A Tesla criou em Las Vegas uma equipa específica para lidar exclusivamente com queixas de autonomia. Inicialmente estes "assistentes" executavam diagnósticos à distancia e ligavam aos clientes para tentar convencê-los a cancelar a ida à oficina. Diriam que as autonomias anunciadas e aprovadas pela EPA (não as autonomias pelo calculo da EPA, mas as autonomias da Tesla corrigidas pela ordem da EPA) eram apenas indicativas e não uma medição exata, que as baterias degradam-se com o tempo e ofereciam dicas para mudar o perfil de condução.

Segundo uma fonte interna, se o cliente não atendesse a primeira tentativa de contacto da Tesla as ordens eram para encerrar o caso e não tentar novo contacto. O mesmo se o diagnostico remoto feito pelo assistente indicasse qualquer outro problema não relacionado com a autonomia - as ordens eram de não dizer ao cliente e encerrar o caso.

Mais tarde a Tesla atualizou a aplicação do smartphone para que clientes com queixas de autonomia não conseguissem fazer marcações de oficina, teriam que esperara contacto telefónico da Tesla, algo que segundo a fonte interna podia demorar dias devido ao elevado número de reclamações. Mas não ficaram por aqui, porque a seguir voltaram a modificar a aplicação e quem se queixasse de problemas de autonomia recebia apenas dicas de condução e reencaminhava qualquer chamada para a tal equipa de Las Vegas que tinha como único objetivo assegurar que o cliente não fosse a uma oficina.

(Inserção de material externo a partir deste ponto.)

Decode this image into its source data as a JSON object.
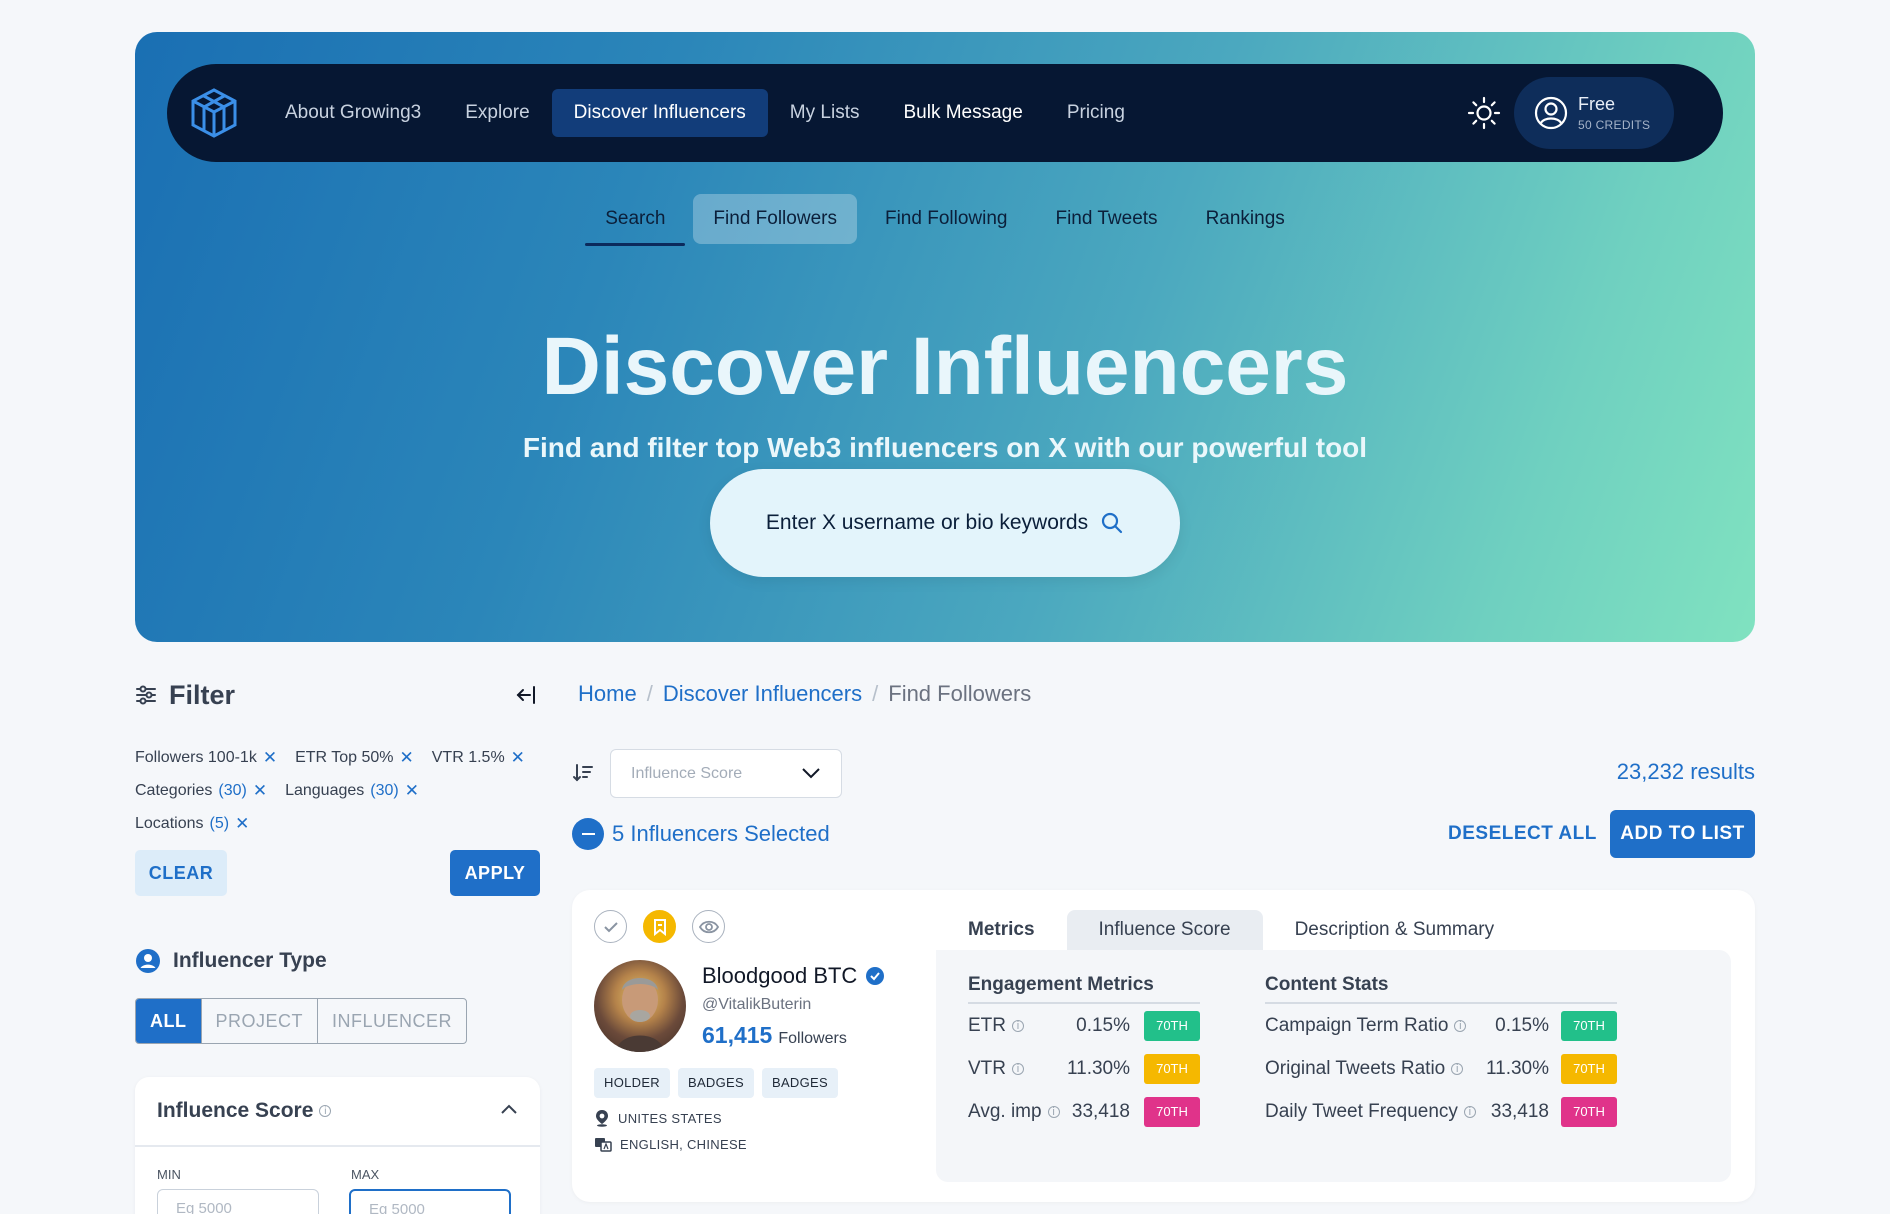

No final de 2022, como a quantidade de queixas continuava a aumentar a equipa recebeu ordens deixar de fazer diagnósticos remotos às viaturas de clientes com queixas de autonomia e dizer ao cliente que não há nada de errado na viatura - o objetivo era reduzir o tempo de cada chamada a menos de 5 minutos. Segundo a fonte da Reuters milhares de clientes queixosos foram informados que não havia nada de errado com os seus Teslas apesar de nunca ter sido feito um diagnóstico.

A Tesla recentemente encerrou a unidade de Las Vegas e transferiu-a para o Utah...se as "boas práticas" ficaram em Las Vegas é uma boa pergunta.